Photographer explores good, evil

Photo by Andrea Poteet


Darkness and light
Wyandotte artist Patricia Izzo thumbs through a magazine about black and white photography in her studio, housed in River’s Edge Gallery in Wyandotte. Izzo’s black and white and hand-painted photography are on display as part of the three-artist exhibit “Affairs With Serpents and Heroines” through Jan. 31.

By ANDREA POTEET
Sunday Times Newspapers

WYANDOTTE – For Wyandotte artist Patricia Izzo, a commitment to capturing life through her camera lens means a refusal to shy away from the dark side.

“Not everything is going to be beautiful,” Izzo says, standing in her studio in River’s Edge Gallery, “If you are with humanity, you have to go to both sides, the dark and the light.”

That mantra informs all of Izzo’s work, from a portrait of a man who cheated death several times only finally to succumb to a drug overdose, to her current exhibit, Affairs with Serpents and Heroines, at River’s Edge, where she is the artist in residence.

The show, which continues through Jan. 31, pairs Izzo’s fine art film and hand-painted photography with work from two other artists, Brigit Huttermann-Holz, who uses fire, beeswax, wood and paint to create multi-textured pieces, and Barbara Melnik Carson, who creates three-dimensional work with clay and found objects.

Together, the women tell stories of good and evil in all aspects of life, from mythology and history to fairy tales. The artists approached gallery owner Patt Slack with the idea more than a year ago.

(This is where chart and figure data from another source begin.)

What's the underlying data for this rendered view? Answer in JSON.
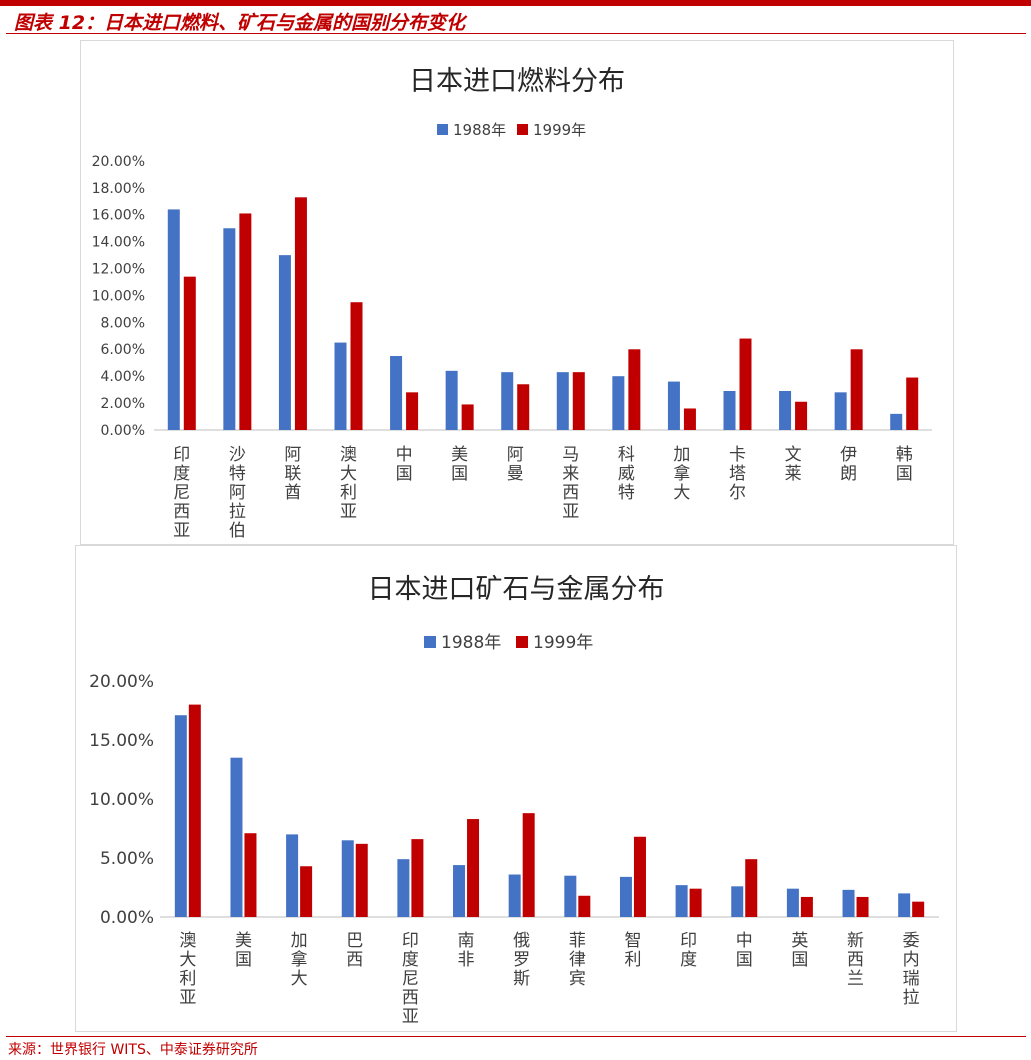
{
  "figure_title": "图表 12：日本进口燃料、矿石与金属的国别分布变化",
  "source_note": "来源：世界银行 WITS、中泰证券研究所",
  "colors": {
    "series_1988": "#4472c4",
    "series_1999": "#c00000",
    "accent": "#c00000",
    "axis": "#bfbfbf"
  },
  "chart_data": [
    {
      "type": "bar",
      "title": "日本进口燃料分布",
      "legend_position": "top-center",
      "grid": false,
      "ylim": [
        0,
        20
      ],
      "y_ticks": [
        "20.00%",
        "18.00%",
        "16.00%",
        "14.00%",
        "12.00%",
        "10.00%",
        "8.00%",
        "6.00%",
        "4.00%",
        "2.00%",
        "0.00%"
      ],
      "y_tick_values": [
        20,
        18,
        16,
        14,
        12,
        10,
        8,
        6,
        4,
        2,
        0
      ],
      "categories": [
        "印度尼西亚",
        "沙特阿拉伯",
        "阿联酋",
        "澳大利亚",
        "中国",
        "美国",
        "阿曼",
        "马来西亚",
        "科威特",
        "加拿大",
        "卡塔尔",
        "文莱",
        "伊朗",
        "韩国"
      ],
      "series": [
        {
          "name": "1988年",
          "values": [
            16.4,
            15.0,
            13.0,
            6.5,
            5.5,
            4.4,
            4.3,
            4.3,
            4.0,
            3.6,
            2.9,
            2.9,
            2.8,
            1.2
          ]
        },
        {
          "name": "1999年",
          "values": [
            11.4,
            16.1,
            17.3,
            9.5,
            2.8,
            1.9,
            3.4,
            4.3,
            6.0,
            1.6,
            6.8,
            2.1,
            6.0,
            3.9
          ]
        }
      ]
    },
    {
      "type": "bar",
      "title": "日本进口矿石与金属分布",
      "legend_position": "top-center",
      "grid": false,
      "ylim": [
        0,
        20
      ],
      "y_ticks": [
        "20.00%",
        "15.00%",
        "10.00%",
        "5.00%",
        "0.00%"
      ],
      "y_tick_values": [
        20,
        15,
        10,
        5,
        0
      ],
      "categories": [
        "澳大利亚",
        "美国",
        "加拿大",
        "巴西",
        "印度尼西亚",
        "南非",
        "俄罗斯",
        "菲律宾",
        "智利",
        "印度",
        "中国",
        "英国",
        "新西兰",
        "委内瑞拉"
      ],
      "series": [
        {
          "name": "1988年",
          "values": [
            17.1,
            13.5,
            7.0,
            6.5,
            4.9,
            4.4,
            3.6,
            3.5,
            3.4,
            2.7,
            2.6,
            2.4,
            2.3,
            2.0
          ]
        },
        {
          "name": "1999年",
          "values": [
            18.0,
            7.1,
            4.3,
            6.2,
            6.6,
            8.3,
            8.8,
            1.8,
            6.8,
            2.4,
            4.9,
            1.7,
            1.7,
            1.3
          ]
        }
      ]
    }
  ]
}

“The idea was the dark and the light, the good and the bad, the joy and the sorrow, the challenge and the reward,” Izzo said.

A “meet the artists,” event for the exhibit is planned for Jan. 20 at the gallery, during the city’s Third Friday event.

The exhibit showcases Izzo’s prime source of inspiration: people. Her photographs feature no professional models, but friends, family and strangers as subjects and draw from themes she finds in books, films, and her own personal history.

A photograph entitled “Bad Geisha,” features her daughter as a geisha, with lipstick smeared over her mouth, as if from a kiss, after she read a book about geishas and learned that they were forbidden from falling in love.

Another, called “Pioneeress,” features a young girl holding a rifle, to represent Wild West heroine Calamity Jane. Other works in the collection pay homage to Emily Dickinson, Dorothy from “The Wizard of Oz,” and Tinker Bell, and capture moments with her subjects, not poses.

She said she prefers to think of her subjects more as “collaborators” than models, and prefers the “tension,” and authenticity real people bring to her work, which has been showcased at the Detroit Institute of Arts, the University of Michigan Museum, and galleries stretching from Florida to Canada.

“I’m motivated by the human being and written word,” Izzo said, “the commonality of being human. My work tries to express that thread.”

Next, she will showcase that theme with the exhibit “Homage,” in which she will pay tribute to one of her photography heroes, Diane Arbus. The exhibit opens at the gallery Feb. 17.